DHAKA, Bangladesh — Their houses are often made of plastic sheets. Much of their food comes from aid agencies. Jobs are few, and there is painfully little to do. The nightmares are relentless.
But six months after their horrors began, the Rohingya Muslims who fled army attacks in Myanmar for refuge in Bangladesh feel one immense consolation.
"Nobody is coming to kill us, that's for sure," said Mohammed Amanullah, whose village was destroyed last year just before he left for Bangladesh with his wife and three children. They now live in the Kutupalong refugee camp outside the coastal city of Cox's Bazar. "We have peace here."
On Aug. 25, Rohingya insurgents attacked several security posts in Myanmar, killing at least 14 people. Within hours, waves of revenge attacks broke out, with the military and Buddhist mobs marauding through Rohingya villages in bloody pogroms, killing thousands, raping women and girls, and burning houses and whole villages. The aid group Doctors Without Borders has estimated at least 6,700 Rohingya were killed in Myanmar in the first month of the violence, including at least 730 children younger than 5. The survivors flooded into Bangladesh.
Six months later, there are few signs Rohingya are going home anytime soon.
Myanmar and Bangladesh have signed an agreement to gradually repatriate Rohingya in "safety, security and dignity," but the process has been opaque and the dangers remain. New satellite images have shown empty villages and hamlets leveled, erasing evidence of the Rohingyas' former lives.
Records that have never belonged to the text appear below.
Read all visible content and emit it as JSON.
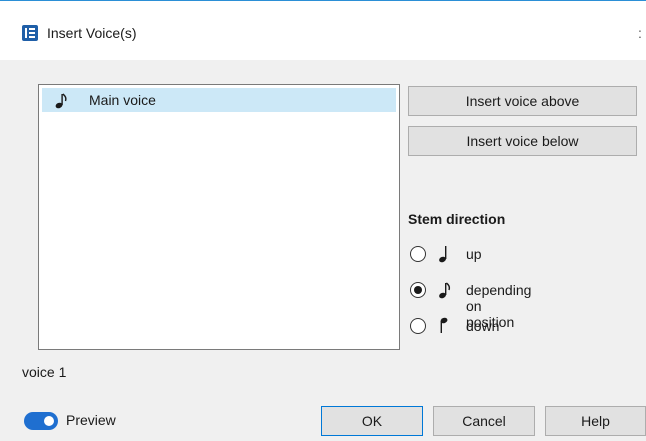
{
  "window": {
    "title": "Insert Voice(s)",
    "edge_glyph": ":"
  },
  "voice_list": {
    "items": [
      {
        "label": "Main voice",
        "icon": "eighth-note-stem-auto-icon",
        "selected": true
      }
    ]
  },
  "buttons": {
    "insert_above": "Insert voice above",
    "insert_below": "Insert voice below",
    "ok": "OK",
    "cancel": "Cancel",
    "help": "Help"
  },
  "stem_direction": {
    "heading": "Stem direction",
    "options": [
      {
        "label": "up",
        "icon": "quarter-note-stem-up-icon",
        "checked": false
      },
      {
        "label": "depending on position",
        "icon": "eighth-note-stem-auto-icon",
        "checked": true
      },
      {
        "label": "down",
        "icon": "note-stem-down-icon",
        "checked": false
      }
    ]
  },
  "voice_name": "voice 1",
  "preview": {
    "label": "Preview",
    "enabled": true
  },
  "colors": {
    "accent": "#1f6fd0",
    "selection": "#cce8f7",
    "app_icon": "#1f5fa8"
  }
}
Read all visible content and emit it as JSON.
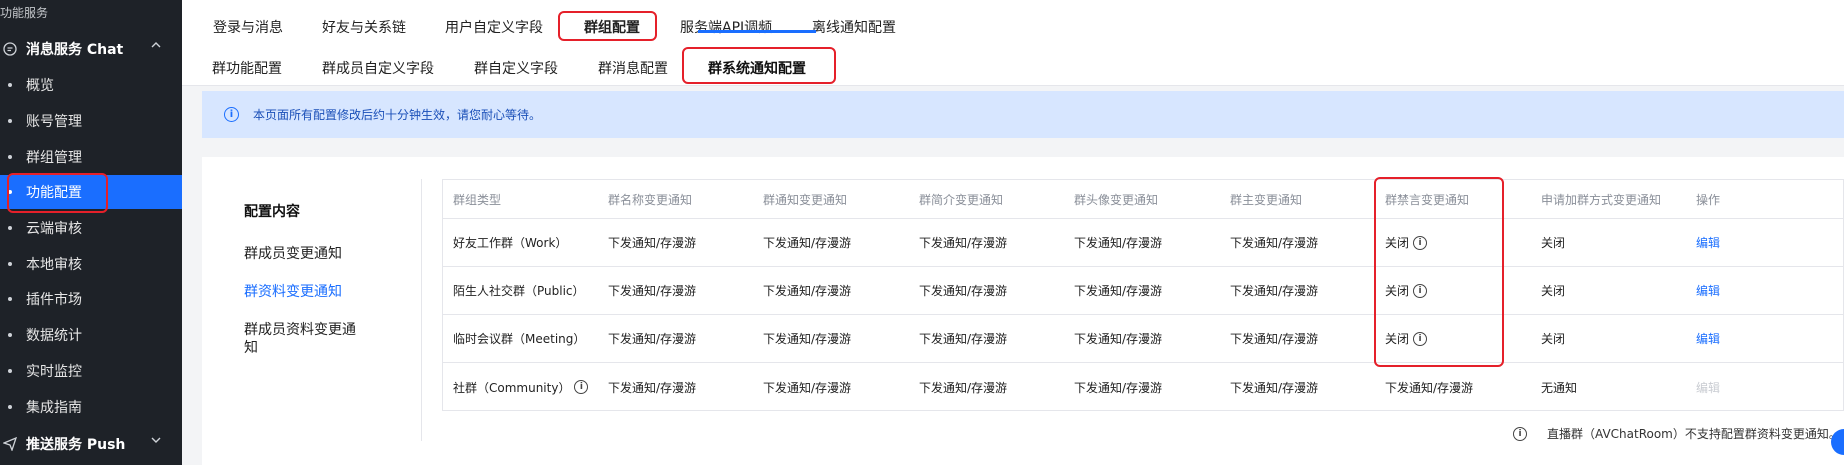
{
  "sidebar": {
    "section_label": "功能服务",
    "group_chat": {
      "label": "消息服务 Chat",
      "icon": "chat-bubble-icon"
    },
    "items": [
      {
        "label": "概览"
      },
      {
        "label": "账号管理"
      },
      {
        "label": "群组管理"
      },
      {
        "label": "功能配置",
        "active": true
      },
      {
        "label": "云端审核"
      },
      {
        "label": "本地审核"
      },
      {
        "label": "插件市场"
      },
      {
        "label": "数据统计"
      },
      {
        "label": "实时监控"
      },
      {
        "label": "集成指南"
      }
    ],
    "group_push": {
      "label": "推送服务 Push",
      "icon": "send-icon"
    }
  },
  "top_tabs": [
    "登录与消息",
    "好友与关系链",
    "用户自定义字段",
    "群组配置",
    "服务端API调频",
    "离线通知配置"
  ],
  "top_tab_active": "群组配置",
  "sub_tabs": [
    "群功能配置",
    "群成员自定义字段",
    "群自定义字段",
    "群消息配置",
    "群系统通知配置"
  ],
  "sub_tab_active": "群系统通知配置",
  "banner": {
    "text": "本页面所有配置修改后约十分钟生效，请您耐心等待。"
  },
  "config_panel": {
    "title": "配置内容",
    "items": [
      "群成员变更通知",
      "群资料变更通知",
      "群成员资料变更通知"
    ],
    "active": "群资料变更通知"
  },
  "table": {
    "headers": [
      "群组类型",
      "群名称变更通知",
      "群通知变更通知",
      "群简介变更通知",
      "群头像变更通知",
      "群主变更通知",
      "群禁言变更通知",
      "申请加群方式变更通知",
      "操作"
    ],
    "rows": [
      {
        "type": "好友工作群（Work）",
        "values": [
          "下发通知/存漫游",
          "下发通知/存漫游",
          "下发通知/存漫游",
          "下发通知/存漫游",
          "下发通知/存漫游",
          "关闭",
          "关闭"
        ],
        "action": "编辑"
      },
      {
        "type": "陌生人社交群（Public）",
        "values": [
          "下发通知/存漫游",
          "下发通知/存漫游",
          "下发通知/存漫游",
          "下发通知/存漫游",
          "下发通知/存漫游",
          "关闭",
          "关闭"
        ],
        "action": "编辑"
      },
      {
        "type": "临时会议群（Meeting）",
        "values": [
          "下发通知/存漫游",
          "下发通知/存漫游",
          "下发通知/存漫游",
          "下发通知/存漫游",
          "下发通知/存漫游",
          "关闭",
          "关闭"
        ],
        "action": "编辑"
      },
      {
        "type": "社群（Community）",
        "values": [
          "下发通知/存漫游",
          "下发通知/存漫游",
          "下发通知/存漫游",
          "下发通知/存漫游",
          "下发通知/存漫游",
          "下发通知/存漫游",
          "无通知"
        ],
        "action": "编辑"
      }
    ]
  },
  "footnote": "直播群（AVChatRoom）不支持配置群资料变更通知。",
  "colors": {
    "accent": "#1a6eff",
    "highlight": "#e5202a",
    "sidebar_bg": "#1e2228"
  }
}
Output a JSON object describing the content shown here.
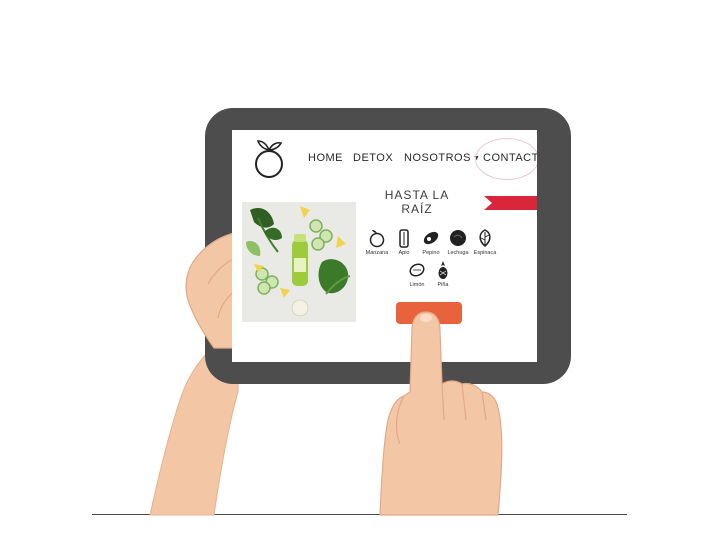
{
  "nav": {
    "home": "HOME",
    "detox": "DETOX",
    "nosotros": "NOSOTROS",
    "contacto": "CONTACTO"
  },
  "section": {
    "title": "HASTA LA RAÍZ"
  },
  "ingredients": [
    {
      "label": "Manzana",
      "icon": "apple-icon"
    },
    {
      "label": "Apio",
      "icon": "celery-icon"
    },
    {
      "label": "Pepino",
      "icon": "cucumber-icon"
    },
    {
      "label": "Lechuga",
      "icon": "lettuce-icon"
    },
    {
      "label": "Espinaca",
      "icon": "spinach-icon"
    },
    {
      "label": "Limón",
      "icon": "lemon-icon"
    },
    {
      "label": "Piña",
      "icon": "pineapple-icon"
    }
  ],
  "colors": {
    "tablet_frame": "#4d4d4d",
    "cta": "#e8623b",
    "ribbon": "#d9263a",
    "contact_highlight": "#f1c6d2",
    "skin": "#f3c7a6"
  }
}
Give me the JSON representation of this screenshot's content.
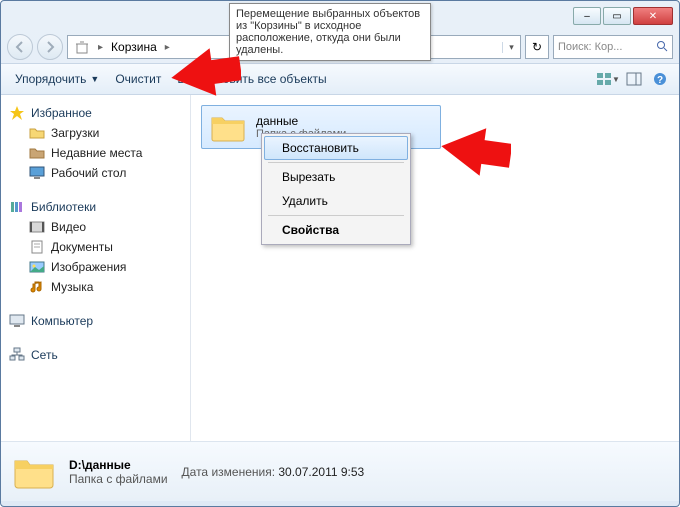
{
  "window": {
    "min": "–",
    "max": "▭",
    "close": "✕"
  },
  "nav": {
    "path_root_icon": "🗑",
    "path": "Корзина",
    "search_placeholder": "Поиск: Кор...",
    "refresh": "↻"
  },
  "tooltip": "Перемещение выбранных объектов из \"Корзины\" в исходное расположение, откуда они были удалены.",
  "toolbar": {
    "organize": "Упорядочить",
    "empty": "Очистит",
    "restore_all": "Восстановить все объекты"
  },
  "sidebar": {
    "favorites": {
      "label": "Избранное",
      "items": [
        "Загрузки",
        "Недавние места",
        "Рабочий стол"
      ]
    },
    "libraries": {
      "label": "Библиотеки",
      "items": [
        "Видео",
        "Документы",
        "Изображения",
        "Музыка"
      ]
    },
    "computer": {
      "label": "Компьютер"
    },
    "network": {
      "label": "Сеть"
    }
  },
  "content": {
    "item": {
      "name": "данные",
      "sub": "Папка с файлами"
    }
  },
  "context_menu": {
    "restore": "Восстановить",
    "cut": "Вырезать",
    "delete": "Удалить",
    "properties": "Свойства"
  },
  "details": {
    "path": "D:\\данные",
    "type": "Папка с файлами",
    "date_label": "Дата изменения:",
    "date_value": "30.07.2011 9:53"
  }
}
And with 700,000 having fled Myanmar since August, more Rohingya continue to flee.
So for now, the refugees wait.
"If they agree to send us back that's fine, but is it that easy?" asked Amanullah. "Myanmar must give us citizenship. That is our home. Without citizenship they will torture us again. They will kill us again."
He said he would only return under the protection of U.N. peacekeepers: "They must take care of us there. Otherwise it will not work. "
Buddhist-majority Myanmar doesn't recognize the Rohingya as an official ethnic group and they face intense discrimination and persecution.
The children in the camps face a particularly difficult time. The U.N. estimates children are the heads of 5,600 refugee families.
A survey of children's lives inside the camps showed they faced an array of terrors, from girls reporting concerns of harassments near the camp toilets to fears that elephants and snakes could attack them as they collect firewood.
"We cannot expect Rohingya children to overcome the traumatic experiences they've suffered when exposed to further insecurity and fears of violence in the camps," Mark Pierce, country director for Save the Children in Bangladesh, said in a statement.
The study was prepared jointly by Save the Children, World Vision and Plan International.
"The overwhelming message from these children is that they are afraid," Pierce said. "This is no way for a child to live."
The situation will worsen soon. Seasonal monsoon rains will begin pounding the refugees' plastic-and-bamboo city in April.